Beryl, author and poet, was one of eight children brought up on the farm with no electricity or running water - but it is the happiness and love of family and the free spirit of youth that shines through in her writing.

She recalls, ‘In the long winter months, when the cows never left the shed,the heat from their bodies would rise up and become my central heating. Their munching or chewing the cud and the occasional bellow was my background music and the smell was my perfume.’

It was, however, relentlessly hard; treats were few and every penny had to be wrung from the unforgiving land. Not for Beryl the luxury of pets, although she did adopt a litter of fox cubs and suffer her father’s wrath after bringing them into the farmyard.

Beryl remembers, ‘I sat down in the yard and started crying bitterly, the foxes climbing all over me in their quest for breakfast. ’I cannot believe she’d do this,’ my father was saying, ’Bringing foxes into a yard full of chickens. Where is your sense child? They cannot stay here.’

Sometimes the animals would strike back, like Oscar the Cockerel who terrorised the family and anyone foolhardy enough to visit. however, when Father had finally had enough of him, Beryl remembers lamenting his passing.

‘We breathed a sigh of relief the day dad wrung his neck, but when Mum dished him up for dinner, us children took one look and none of us would eat him. Looking at him nestling on the meat dish, with a crown of roast potatoes around him, my Dad said, ’Brenda, that was a good bird and an excellent yard watch dog.’ Mum had to agree.

Beryl recalls trips to Abergavenny Market during school holidays when, she says, ‘Dad and Mam would leave the eight of us in the Park by the Bandstand while they went off to market to do what they had to do. We would play happily there all day long until they came to pick us up.’

Having few luxuries, it was a bone of contention to Beryl when a better-off relative came to stay, resplendent in his fine red wellingtons. Beryl asked to try them on but was rudely rebuffed and so she plotted her revenge.
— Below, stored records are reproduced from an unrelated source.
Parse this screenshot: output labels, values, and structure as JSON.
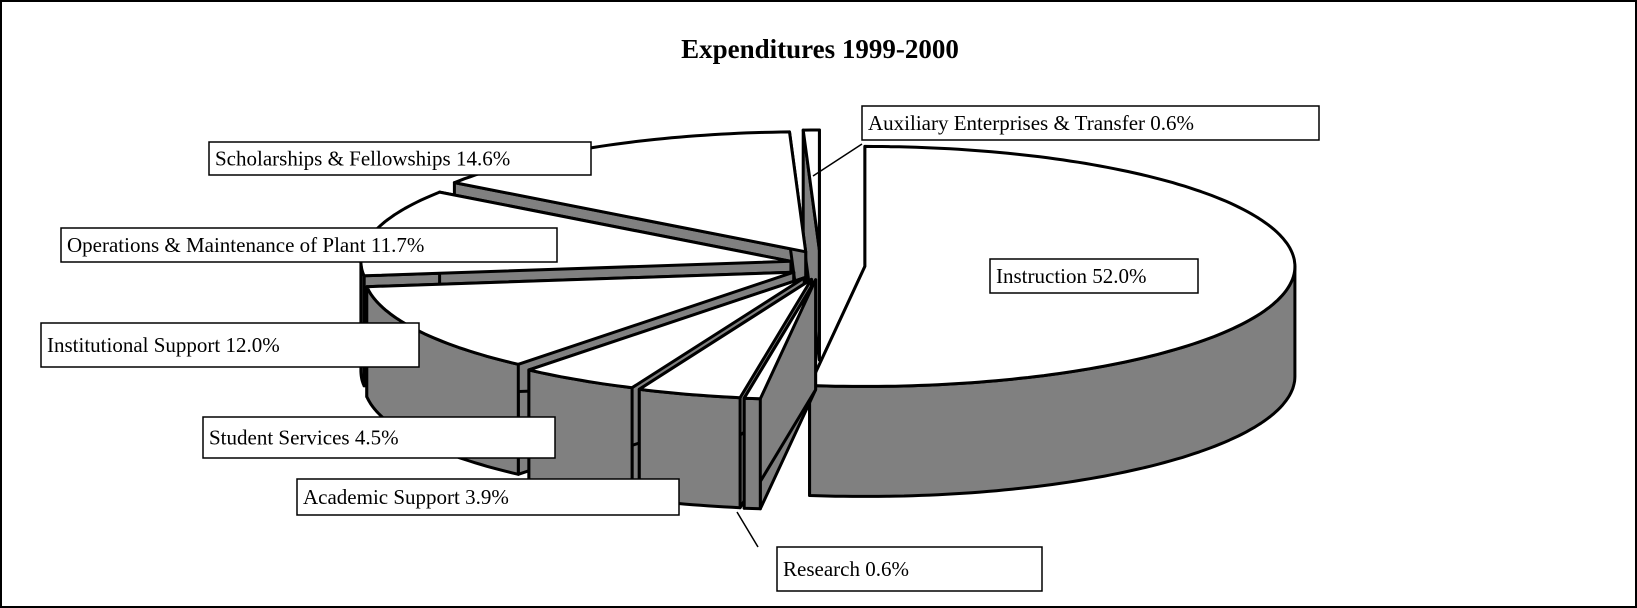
{
  "chart_data": {
    "type": "pie3d",
    "title": "Expenditures 1999-2000",
    "categories": [
      "Instruction",
      "Research",
      "Academic Support",
      "Student Services",
      "Institutional Support",
      "Operations & Maintenance of Plant",
      "Scholarships & Fellowships",
      "Auxiliary Enterprises & Transfer"
    ],
    "values": [
      52.0,
      0.6,
      3.9,
      4.5,
      12.0,
      11.7,
      14.6,
      0.6
    ],
    "value_labels": [
      "52.0%",
      "0.6%",
      "3.9%",
      "4.5%",
      "12.0%",
      "11.7%",
      "14.6%",
      "0.6%"
    ],
    "color": "#ffffff",
    "side_color": "#808080"
  }
}
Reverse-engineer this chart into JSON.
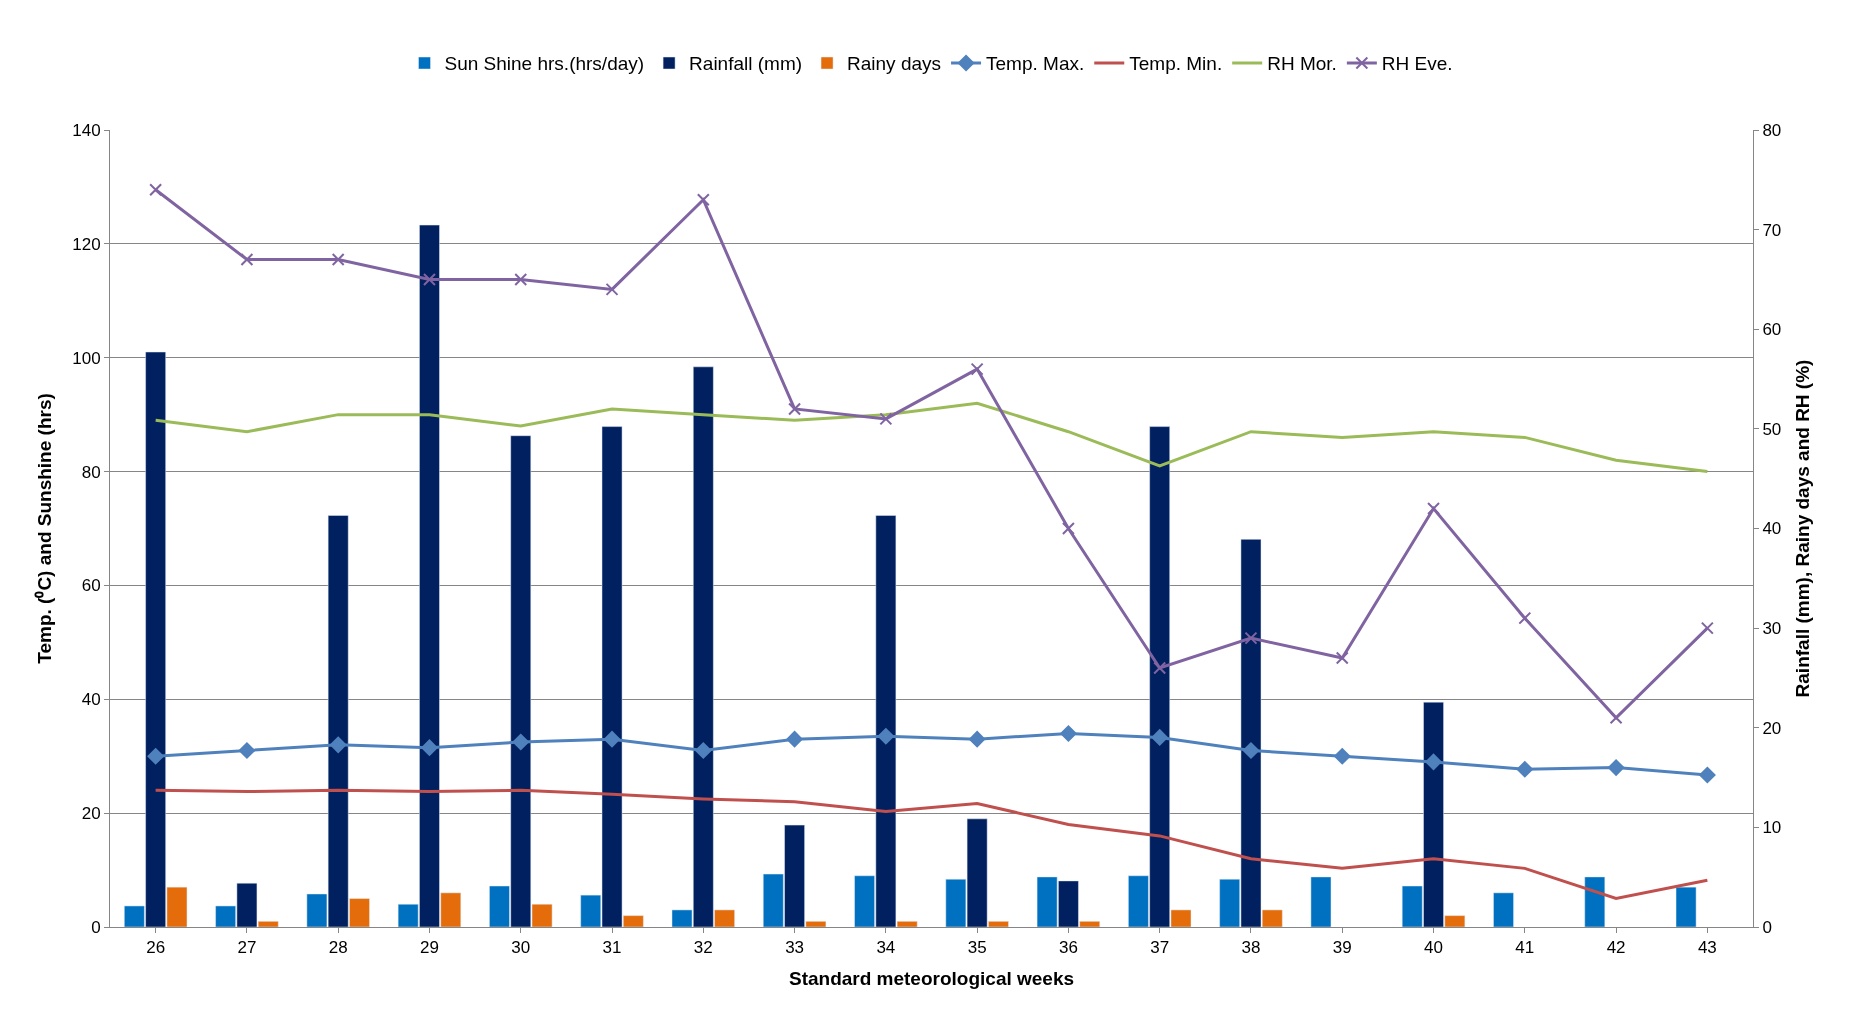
{
  "chart_data": {
    "type": "bar",
    "xlabel": "Standard meteorological weeks",
    "ylabel": "Temp. (⁰C) and Sunshine (hrs)",
    "y2label": "Rainfall (mm), Rainy days and RH (%)",
    "categories": [
      "26",
      "27",
      "28",
      "29",
      "30",
      "31",
      "32",
      "33",
      "34",
      "35",
      "36",
      "37",
      "38",
      "39",
      "40",
      "41",
      "42",
      "43"
    ],
    "ylim": [
      0,
      140
    ],
    "yticks": [
      0,
      20,
      40,
      60,
      80,
      100,
      120,
      140
    ],
    "y2lim": [
      0,
      80
    ],
    "y2ticks": [
      0,
      10,
      20,
      30,
      40,
      50,
      60,
      70,
      80
    ],
    "grid": "y",
    "legend": "top",
    "series": [
      {
        "name": "Sun Shine hrs.(hrs/day)",
        "color": "#0070c0",
        "values": [
          3.7,
          3.7,
          5.8,
          4,
          7.2,
          5.6,
          3,
          9.3,
          9,
          8.4,
          8.8,
          9,
          8.4,
          8.8,
          7.2,
          6,
          8.8,
          7
        ]
      },
      {
        "name": "Rainfall (mm)",
        "color": "#002060",
        "values": [
          101,
          7.7,
          72.3,
          123.3,
          86.3,
          87.9,
          98.4,
          17.9,
          72.3,
          19,
          8.1,
          87.9,
          68.1,
          null,
          39.5,
          null,
          null,
          null
        ]
      },
      {
        "name": "Rainy days",
        "color": "#e46c0a",
        "values": [
          7,
          1,
          5,
          6,
          4,
          2,
          3,
          1,
          1,
          1,
          1,
          3,
          3,
          null,
          2,
          null,
          null,
          null
        ]
      },
      {
        "name": "Temp. Max.",
        "type": "line",
        "color": "#4f81bd",
        "marker": "diamond",
        "values": [
          30,
          31,
          32,
          31.5,
          32.5,
          33,
          31,
          33,
          33.5,
          33,
          34,
          33.3,
          31,
          30,
          29,
          27.7,
          28,
          26.7
        ]
      },
      {
        "name": "Temp. Min.",
        "type": "line",
        "color": "#c0504d",
        "marker": "none",
        "values": [
          24,
          23.8,
          24,
          23.8,
          24,
          23.3,
          22.5,
          22,
          20.3,
          21.7,
          18,
          16,
          12,
          10.3,
          12,
          10.3,
          5,
          8.2
        ]
      },
      {
        "name": "RH Mor.",
        "type": "line",
        "color": "#9bbb59",
        "marker": "none",
        "values": [
          89,
          87,
          90,
          90,
          88,
          91,
          90,
          89,
          90,
          92,
          87,
          81,
          87,
          86,
          87,
          86,
          82,
          80
        ]
      },
      {
        "name": "RH Eve.",
        "type": "line",
        "color": "#8064a2",
        "marker": "cross",
        "axis": "y2",
        "values": [
          74,
          67,
          67,
          65,
          65,
          64,
          73,
          52,
          51,
          56,
          40,
          26,
          29,
          27,
          42,
          31,
          21,
          30
        ]
      }
    ]
  }
}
‘That evening when we sat down to tea, David’s wellies were in the porch and I went to bed thinking of them. Next morning I was up early, just to try on the wellies. They looked good on me, better than on him.

‘If I could not have them I`d make sure he did not have them to wear either. Making sure no one was watching, I grabbed them and hurried out, on the mountain, to the rushing stream we had visited yesterday. I filled the wellies with water and watched them sink. That had put paid to them and his showing off, I thought.’

As an adult, Beryl was equally forthright when faced with injustice. During the Miners’ Strike, Beryl was raising funds for strikers and their families in Abertillery when the manager of a large store told her to leave his premises.

‘I had a ferret on a lead and told him if he didn’t make a contribution to the cause the ferret might accidentally escape and run around in his shop. He paid up and we left.’

Tragedy struck for Beryl on the eve of a long-awaited holiday back in 2015. She recalls, ‘We were travelling to Bristol Airport and my head felt a bit funny, not a pain as such - but just odd. I collapsed in the airport and passed out. As I was coming around I heard someone shouting, ‘My God, she’s had a stroke!’ I remember clearly thinking, ‘Some poor bugger’s in trouble’, not realising it was me.

Beryl lost much of her mobility as a result of her stroke and says she now has difficulty remembering things. ‘It is important that I write all these memories down so they can be kept for those to come. It would be a shame if they were all lost,’ she says.

She also managed to pack into her life a spell as a serving soldier with the WRAC which, she says, was hard work but a career her early life had prepared her for.

Not one to rest on her laurels, Beryl is now looking for ways to get her memoir into print and, with the sales it deserves, there might even be another tale to tell. As she says , ‘Life is for living, you’re a long time dead.’